AGRAVO DE INSTRUMENTO. DIREITO PRIVADO NÃO ESPECIFICADO. AÇÃO DECLARATÓRIA DE INEXISTÊNCIA DE DÉBITO. SUSPENSÃO DOS EFEITOS DO PROTESTO. POSSIBILIDADE. LIMINAR CONDICIONADA À PRESTAÇÃO DE CAUÇÃO. I. Não há óbice legal para o cancelamento provisório ou sustação dos efeitos do protesto já efetivado quando presentes os requisitos do art. 300 do NCPC, consubstanciado no perigo de dano ou o risco ao resultado útil do processo e na probabilidade do direito, condicionado, contudo, a subsistência da liminar ao depósito do valor equivalente dos títulos protestados ou a prestação de caução idônea, a ser fixada conforme o prudente arbítrio do magistrado de primeiro grau. II. Hipótese em que se encontram presentes os requisitos legais autorizadores da concessão da suspensão dos efeitos do protesto, uma vez que efetuada comprovação de depósito judicial para levantamento da restrição e a parte agravante, intimada, nada manifestou em contrário. AGRAVO DE INSTRUMENTO DESPROVIDO. ( Agravo de Instrumento Nº 70068840438, Décima Sétima Câmara Cível, Tribunal de Justiça do RS, Relator: Gelson Rolim Stocker, Julgado em 25/08/2016)

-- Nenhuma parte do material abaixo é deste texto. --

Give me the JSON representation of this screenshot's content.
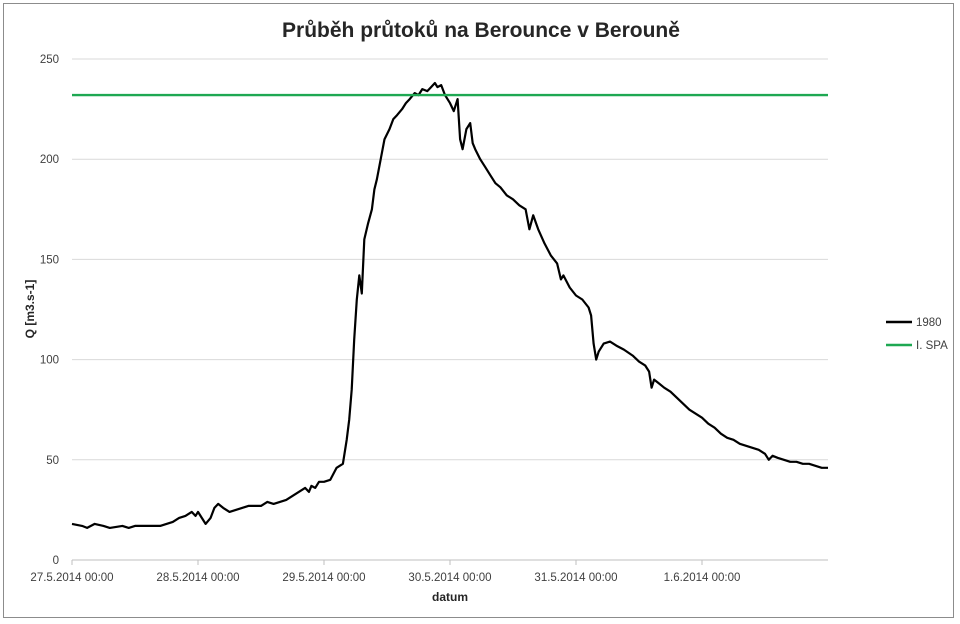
{
  "chart_data": {
    "type": "line",
    "title": "Průběh průtoků na Berounce v Berouně",
    "xlabel": "datum",
    "ylabel": "Q [m3.s-1]",
    "ylim": [
      0,
      250
    ],
    "yticks": [
      0,
      50,
      100,
      150,
      200,
      250
    ],
    "x_range_days": [
      0,
      6.0
    ],
    "x_ticks": [
      {
        "x": 0,
        "label": "27.5.2014 00:00"
      },
      {
        "x": 1,
        "label": "28.5.2014 00:00"
      },
      {
        "x": 2,
        "label": "29.5.2014 00:00"
      },
      {
        "x": 3,
        "label": "30.5.2014 00:00"
      },
      {
        "x": 4,
        "label": "31.5.2014 00:00"
      },
      {
        "x": 5,
        "label": "1.6.2014 00:00"
      }
    ],
    "grid": true,
    "legend_position": "right",
    "series": [
      {
        "name": "1980",
        "color": "#000000",
        "points": [
          [
            0.0,
            18
          ],
          [
            0.08,
            17
          ],
          [
            0.12,
            16
          ],
          [
            0.18,
            18
          ],
          [
            0.25,
            17
          ],
          [
            0.3,
            16
          ],
          [
            0.4,
            17
          ],
          [
            0.45,
            16
          ],
          [
            0.5,
            17
          ],
          [
            0.6,
            17
          ],
          [
            0.7,
            17
          ],
          [
            0.8,
            19
          ],
          [
            0.85,
            21
          ],
          [
            0.9,
            22
          ],
          [
            0.95,
            24
          ],
          [
            0.98,
            22
          ],
          [
            1.0,
            24
          ],
          [
            1.03,
            21
          ],
          [
            1.06,
            18
          ],
          [
            1.1,
            21
          ],
          [
            1.13,
            26
          ],
          [
            1.16,
            28
          ],
          [
            1.2,
            26
          ],
          [
            1.25,
            24
          ],
          [
            1.3,
            25
          ],
          [
            1.35,
            26
          ],
          [
            1.4,
            27
          ],
          [
            1.45,
            27
          ],
          [
            1.5,
            27
          ],
          [
            1.55,
            29
          ],
          [
            1.6,
            28
          ],
          [
            1.65,
            29
          ],
          [
            1.7,
            30
          ],
          [
            1.75,
            32
          ],
          [
            1.8,
            34
          ],
          [
            1.85,
            36
          ],
          [
            1.88,
            34
          ],
          [
            1.9,
            37
          ],
          [
            1.93,
            36
          ],
          [
            1.96,
            39
          ],
          [
            2.0,
            39
          ],
          [
            2.05,
            40
          ],
          [
            2.1,
            46
          ],
          [
            2.15,
            48
          ],
          [
            2.18,
            60
          ],
          [
            2.2,
            70
          ],
          [
            2.22,
            85
          ],
          [
            2.24,
            110
          ],
          [
            2.26,
            130
          ],
          [
            2.28,
            142
          ],
          [
            2.3,
            133
          ],
          [
            2.32,
            160
          ],
          [
            2.35,
            168
          ],
          [
            2.38,
            175
          ],
          [
            2.4,
            185
          ],
          [
            2.42,
            190
          ],
          [
            2.45,
            200
          ],
          [
            2.48,
            210
          ],
          [
            2.52,
            215
          ],
          [
            2.55,
            220
          ],
          [
            2.58,
            222
          ],
          [
            2.62,
            225
          ],
          [
            2.65,
            228
          ],
          [
            2.68,
            230
          ],
          [
            2.72,
            233
          ],
          [
            2.75,
            232
          ],
          [
            2.78,
            235
          ],
          [
            2.82,
            234
          ],
          [
            2.85,
            236
          ],
          [
            2.88,
            238
          ],
          [
            2.9,
            236
          ],
          [
            2.93,
            237
          ],
          [
            2.96,
            232
          ],
          [
            3.0,
            228
          ],
          [
            3.03,
            224
          ],
          [
            3.06,
            230
          ],
          [
            3.08,
            210
          ],
          [
            3.1,
            205
          ],
          [
            3.13,
            215
          ],
          [
            3.16,
            218
          ],
          [
            3.18,
            208
          ],
          [
            3.2,
            205
          ],
          [
            3.24,
            200
          ],
          [
            3.28,
            196
          ],
          [
            3.32,
            192
          ],
          [
            3.36,
            188
          ],
          [
            3.4,
            186
          ],
          [
            3.45,
            182
          ],
          [
            3.5,
            180
          ],
          [
            3.55,
            177
          ],
          [
            3.6,
            175
          ],
          [
            3.63,
            165
          ],
          [
            3.66,
            172
          ],
          [
            3.7,
            165
          ],
          [
            3.75,
            158
          ],
          [
            3.8,
            152
          ],
          [
            3.85,
            148
          ],
          [
            3.88,
            140
          ],
          [
            3.9,
            142
          ],
          [
            3.95,
            136
          ],
          [
            4.0,
            132
          ],
          [
            4.05,
            130
          ],
          [
            4.1,
            126
          ],
          [
            4.12,
            122
          ],
          [
            4.14,
            108
          ],
          [
            4.16,
            100
          ],
          [
            4.18,
            104
          ],
          [
            4.22,
            108
          ],
          [
            4.27,
            109
          ],
          [
            4.32,
            107
          ],
          [
            4.38,
            105
          ],
          [
            4.45,
            102
          ],
          [
            4.5,
            99
          ],
          [
            4.55,
            97
          ],
          [
            4.58,
            94
          ],
          [
            4.6,
            86
          ],
          [
            4.62,
            90
          ],
          [
            4.66,
            88
          ],
          [
            4.7,
            86
          ],
          [
            4.75,
            84
          ],
          [
            4.8,
            81
          ],
          [
            4.85,
            78
          ],
          [
            4.9,
            75
          ],
          [
            4.95,
            73
          ],
          [
            5.0,
            71
          ],
          [
            5.05,
            68
          ],
          [
            5.1,
            66
          ],
          [
            5.15,
            63
          ],
          [
            5.2,
            61
          ],
          [
            5.25,
            60
          ],
          [
            5.3,
            58
          ],
          [
            5.35,
            57
          ],
          [
            5.4,
            56
          ],
          [
            5.45,
            55
          ],
          [
            5.5,
            53
          ],
          [
            5.53,
            50
          ],
          [
            5.56,
            52
          ],
          [
            5.6,
            51
          ],
          [
            5.65,
            50
          ],
          [
            5.7,
            49
          ],
          [
            5.75,
            49
          ],
          [
            5.8,
            48
          ],
          [
            5.85,
            48
          ],
          [
            5.9,
            47
          ],
          [
            5.95,
            46
          ],
          [
            6.0,
            46
          ]
        ]
      },
      {
        "name": "I. SPA",
        "color": "#1ea852",
        "constant": 232
      }
    ]
  }
}
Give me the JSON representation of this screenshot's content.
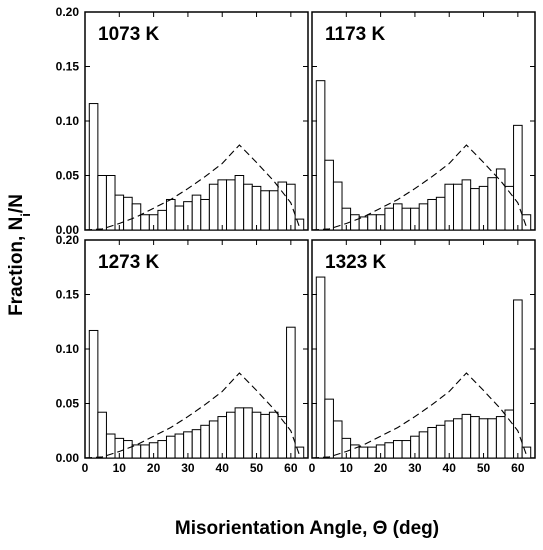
{
  "figure": {
    "ylabel_main": "Fraction, N",
    "ylabel_sub": "i",
    "ylabel_tail": "/N",
    "xlabel": "Misorientation Angle, Θ (deg)"
  },
  "chart_data": [
    {
      "type": "bar",
      "label": "1073 K",
      "x": [
        2.5,
        5,
        7.5,
        10,
        12.5,
        15,
        17.5,
        20,
        22.5,
        25,
        27.5,
        30,
        32.5,
        35,
        37.5,
        40,
        42.5,
        45,
        47.5,
        50,
        52.5,
        55,
        57.5,
        60,
        62.5
      ],
      "values": [
        0.116,
        0.05,
        0.05,
        0.032,
        0.03,
        0.024,
        0.014,
        0.014,
        0.018,
        0.028,
        0.022,
        0.026,
        0.032,
        0.028,
        0.042,
        0.046,
        0.046,
        0.05,
        0.042,
        0.04,
        0.036,
        0.036,
        0.044,
        0.042,
        0.01
      ],
      "reference_curve": {
        "x": [
          0,
          5,
          10,
          15,
          20,
          25,
          30,
          35,
          40,
          45,
          50,
          55,
          60,
          62.8
        ],
        "y": [
          0,
          0.001,
          0.006,
          0.012,
          0.02,
          0.028,
          0.038,
          0.049,
          0.061,
          0.078,
          0.062,
          0.045,
          0.025,
          0
        ]
      },
      "xlim": [
        0,
        65
      ],
      "ylim": [
        0,
        0.2
      ],
      "xticks": [
        "0",
        "10",
        "20",
        "30",
        "40",
        "50",
        "60"
      ],
      "yticks": [
        "0.00",
        "0.05",
        "0.10",
        "0.15",
        "0.20"
      ]
    },
    {
      "type": "bar",
      "label": "1173 K",
      "x": [
        2.5,
        5,
        7.5,
        10,
        12.5,
        15,
        17.5,
        20,
        22.5,
        25,
        27.5,
        30,
        32.5,
        35,
        37.5,
        40,
        42.5,
        45,
        47.5,
        50,
        52.5,
        55,
        57.5,
        60,
        62.5
      ],
      "values": [
        0.137,
        0.064,
        0.044,
        0.02,
        0.014,
        0.012,
        0.014,
        0.014,
        0.02,
        0.024,
        0.02,
        0.02,
        0.024,
        0.028,
        0.03,
        0.042,
        0.042,
        0.046,
        0.038,
        0.04,
        0.048,
        0.056,
        0.04,
        0.096,
        0.014
      ],
      "reference_curve": {
        "x": [
          0,
          5,
          10,
          15,
          20,
          25,
          30,
          35,
          40,
          45,
          50,
          55,
          60,
          62.8
        ],
        "y": [
          0,
          0.001,
          0.006,
          0.012,
          0.02,
          0.028,
          0.038,
          0.049,
          0.061,
          0.078,
          0.062,
          0.045,
          0.025,
          0
        ]
      },
      "xlim": [
        0,
        65
      ],
      "ylim": [
        0,
        0.2
      ],
      "xticks": [
        "0",
        "10",
        "20",
        "30",
        "40",
        "50",
        "60"
      ],
      "yticks": [
        "0.00",
        "0.05",
        "0.10",
        "0.15",
        "0.20"
      ]
    },
    {
      "type": "bar",
      "label": "1273 K",
      "x": [
        2.5,
        5,
        7.5,
        10,
        12.5,
        15,
        17.5,
        20,
        22.5,
        25,
        27.5,
        30,
        32.5,
        35,
        37.5,
        40,
        42.5,
        45,
        47.5,
        50,
        52.5,
        55,
        57.5,
        60,
        62.5
      ],
      "values": [
        0.117,
        0.042,
        0.022,
        0.018,
        0.016,
        0.012,
        0.012,
        0.014,
        0.016,
        0.02,
        0.022,
        0.024,
        0.026,
        0.03,
        0.034,
        0.038,
        0.042,
        0.046,
        0.046,
        0.042,
        0.04,
        0.042,
        0.038,
        0.12,
        0.01
      ],
      "reference_curve": {
        "x": [
          0,
          5,
          10,
          15,
          20,
          25,
          30,
          35,
          40,
          45,
          50,
          55,
          60,
          62.8
        ],
        "y": [
          0,
          0.001,
          0.006,
          0.012,
          0.02,
          0.028,
          0.038,
          0.049,
          0.061,
          0.078,
          0.062,
          0.045,
          0.025,
          0
        ]
      },
      "xlim": [
        0,
        65
      ],
      "ylim": [
        0,
        0.2
      ],
      "xticks": [
        "0",
        "10",
        "20",
        "30",
        "40",
        "50",
        "60"
      ],
      "yticks": [
        "0.00",
        "0.05",
        "0.10",
        "0.15",
        "0.20"
      ]
    },
    {
      "type": "bar",
      "label": "1323 K",
      "x": [
        2.5,
        5,
        7.5,
        10,
        12.5,
        15,
        17.5,
        20,
        22.5,
        25,
        27.5,
        30,
        32.5,
        35,
        37.5,
        40,
        42.5,
        45,
        47.5,
        50,
        52.5,
        55,
        57.5,
        60,
        62.5
      ],
      "values": [
        0.166,
        0.054,
        0.034,
        0.018,
        0.012,
        0.01,
        0.01,
        0.012,
        0.014,
        0.016,
        0.016,
        0.02,
        0.024,
        0.028,
        0.03,
        0.034,
        0.036,
        0.04,
        0.038,
        0.036,
        0.036,
        0.038,
        0.044,
        0.145,
        0.01
      ],
      "reference_curve": {
        "x": [
          0,
          5,
          10,
          15,
          20,
          25,
          30,
          35,
          40,
          45,
          50,
          55,
          60,
          62.8
        ],
        "y": [
          0,
          0.001,
          0.006,
          0.012,
          0.02,
          0.028,
          0.038,
          0.049,
          0.061,
          0.078,
          0.062,
          0.045,
          0.025,
          0
        ]
      },
      "xlim": [
        0,
        65
      ],
      "ylim": [
        0,
        0.2
      ],
      "xticks": [
        "0",
        "10",
        "20",
        "30",
        "40",
        "50",
        "60"
      ],
      "yticks": [
        "0.00",
        "0.05",
        "0.10",
        "0.15",
        "0.20"
      ]
    }
  ]
}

Assim, embora seja possível a concessão de tutela de urgência se presentes os requisitos do artigo 300 do Novo Código de Processo Civil, quais sejam: probabilidade do direito e o perigo de dano ou o risco ao resultado útil do processo. E, ainda, com base no previsto no artigo 301 de que A tutela de urgência de natureza cautelar pode ser efetivada mediante arresto, sequestro, arrolamento de bens, registro de protesto contra alienação de bem e qualquer outra medida idônea para asseguração do direito.

No caso, não se verifica, ao menos em uma análise sumária do feito a possibilidade de sustação dos efeitos do protesto.

Isso porque, embora tenha o agravante ofertado caução, não se trata de caução idônea, uma vez que o bem móvel indicado se encontra alienado fiduciariamente, e haja perigo de dano por ter seu nome protestado, não há probabilidade do direito a possibilitar a suspensão dos efeitos do protesto porque reconhece ele ser devedor do valor levado a protesto decorrente de nota promissória.

Assim, porque ausentes os requisitos do artigo 300 do CPC, vai mantida a decisão que indeferiu o pedido de sustação do protesto.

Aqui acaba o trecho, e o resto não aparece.